To save £thousands, first you need to measure
Stores that don’t have meters fitted could be frittering away energy costs, warns Adrian Cunnington, head of Sutton Bridge Crop Storage Research (SBCSR).
By using meters to monitor energy use in each individual store, managers can examine where the costs are, and whether any of these costs could be cut without compromising quality, says Adrian.
“We installed meters in our stores two years ago as part of a project undertaken with SBCSR,” says Steve Marshall, store manager at RS Cockerill. “It has made us aware of what we use in-store, but more than that, it helps us improve efficiency.”

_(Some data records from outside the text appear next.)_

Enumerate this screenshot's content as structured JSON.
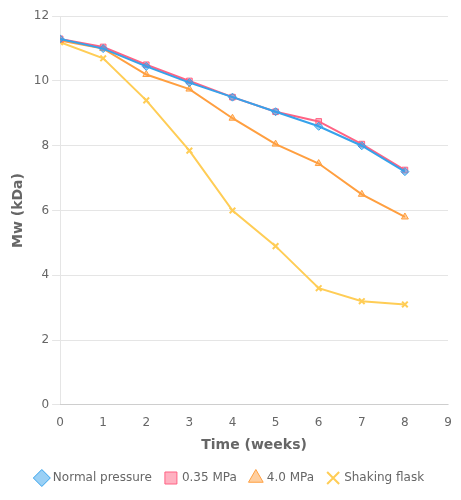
{
  "chart_data": {
    "type": "line",
    "xlabel": "Time (weeks)",
    "ylabel": "Mw (kDa)",
    "x": [
      0,
      1,
      2,
      3,
      4,
      5,
      6,
      7,
      8
    ],
    "xlim": [
      0,
      9
    ],
    "xticks": [
      0,
      1,
      2,
      3,
      4,
      5,
      6,
      7,
      8,
      9
    ],
    "ylim": [
      0,
      12
    ],
    "yticks": [
      0,
      2,
      4,
      6,
      8,
      10,
      12
    ],
    "grid": "y",
    "legend": "bottom",
    "series": [
      {
        "name": "Normal pressure",
        "marker": "diamond",
        "values": [
          11.3,
          11.0,
          10.45,
          9.95,
          9.5,
          9.05,
          8.6,
          8.0,
          7.2
        ]
      },
      {
        "name": "0.35 MPa",
        "marker": "square",
        "values": [
          11.3,
          11.05,
          10.5,
          10.0,
          9.5,
          9.05,
          8.75,
          8.05,
          7.25
        ]
      },
      {
        "name": "4.0 MPa",
        "marker": "triangle",
        "values": [
          11.25,
          11.0,
          10.2,
          9.75,
          8.85,
          8.05,
          7.45,
          6.5,
          5.8
        ]
      },
      {
        "name": "Shaking flask",
        "marker": "x",
        "values": [
          11.2,
          10.7,
          9.4,
          7.85,
          6.0,
          4.9,
          3.6,
          3.2,
          3.1
        ]
      }
    ]
  }
}
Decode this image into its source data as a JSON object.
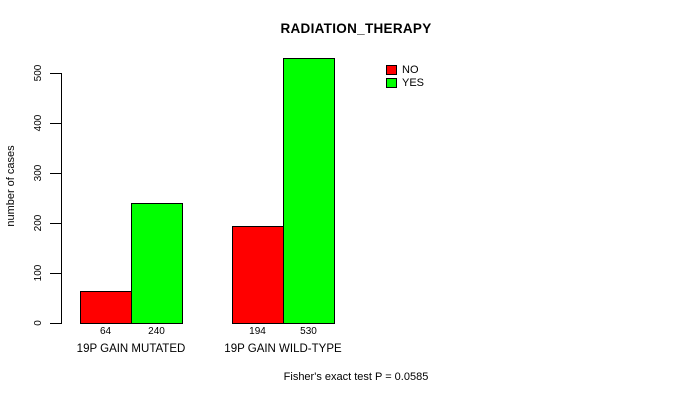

Measuring electricity usage has made Steve more aware of costs and his company now avoids running the store half-empty where possible, making important energy savings that can make a difference when profit margins are tight.
“It’s useful to have these figures to hand when you are examining the possibility of making changes in-store or buying new machinery. You know what your machinery costs to run – so you can make useful comparisons before you buy.
“I would wholeheartedly recommend all store managers to invest in having them installed. A new meter costs around £300, but just think how much we spend on other farm machinery, such as a new tractor.”
Store managers with 1,000 tonnes of potatoes for the fresh market could save up to £1,600 a year with more energy-efficient storage, if they know exactly where their costs are.
Adrian was one of the principal researchers of the recently-published energy project Reducing the Energy Cost of Potato Storage, funded by the Potato Council. 36 potato stores, representing a typical cross section of GB stores, were studied by Farm Energy and SBCSR over three years and results collated and analysed.
“The least energy-efficient potato stores use up to three times more energy than the best ones,” he continues. “With a season’s storage costing, on average, between £4 and £8 per tonne in electricity, it is worthwhile monitoring consumption data as even small changes in usage can offer a quick payback on a meter.”
To reinforce this, Adrian recommends levy-payers benchmark the performance of their own stores, using the Potato Council’s ‘energy hub’ at www.potato.org.uk/energy to access reports showing a range of monthly consumption data across different types of store supplying a range of markets.
“Our results have demonstrated that well maintained, well managed older stores can be as efficient as those built in the last few years,” he continues. “Furthermore, in an inefficient store, investing £15,000 to refurbish insulation can be repaid in as little as five years.”
However, it is important not to reduce energy use at any cost. Crop quality must not be compromised, although some energy-saving measures can also help quality by reducing dehydration (moisture is lost in proportion to ventilation time) and, in the case of inverters, by increasing the efficacy of sprout control treatments.
Although the research revealed significant potential to reduce storage energy costs, there were some stores which did not quite perform to expectations. A follow-on trial is examining this area in more detail to measure the effect of a range of other factors contributing to store efficiency, such as air leakage and fridge performance. These results will start to feed through later in the year.